Since we are interested to assess the precision of the trained model, we adopted the measure to estimate the quality of the utilized parameters, like the learning rate, batch size, momentum, hidden nodes, etc.). In other words, in cases of high variance of the L2 norms, we manually checked the learned topics of our network and actually, high variance is at least an indicator for a lower precision of the learned model.
We further analyzed how many times a keyword is present in a trained neuron. The idea behind it is that if a keyword is present in many -or even all- neurons, the discriminative power of the keyword is low. There might be some very important keywords that are present multiple times but if we assume that the learned model describes a dedicated latent topic, the total occurrence of a keyword should be low.

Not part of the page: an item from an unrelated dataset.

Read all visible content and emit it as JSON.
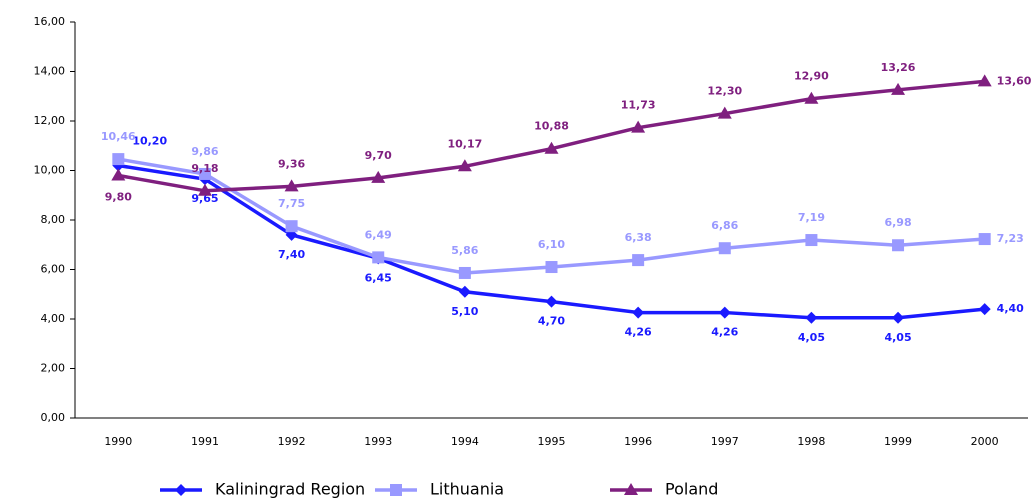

During all tests, we used weight decay (L2) to keep the weights as small as possible. However, even with moderate settings, the rate of increase for the parameters W, V was sometimes very steep. Thus, we decided to study the influence of larger weights for the final precision of the model. With the results at hand, it seems that we found another indicator for low precisions, at least for our data, since larger weights almost ever resulted in very crude topics. For that reason, we decided to use a very high value for the weight decay and repeated the training and actually, the weights stabilized very soon and the trained model was able to learn very sophisticated topics.
However, none of these results are a proof that these factors are really correlated or that these rule-of-thumbs are even generally valid but with each new piece of insight we gain, we will get a better understanding of the material.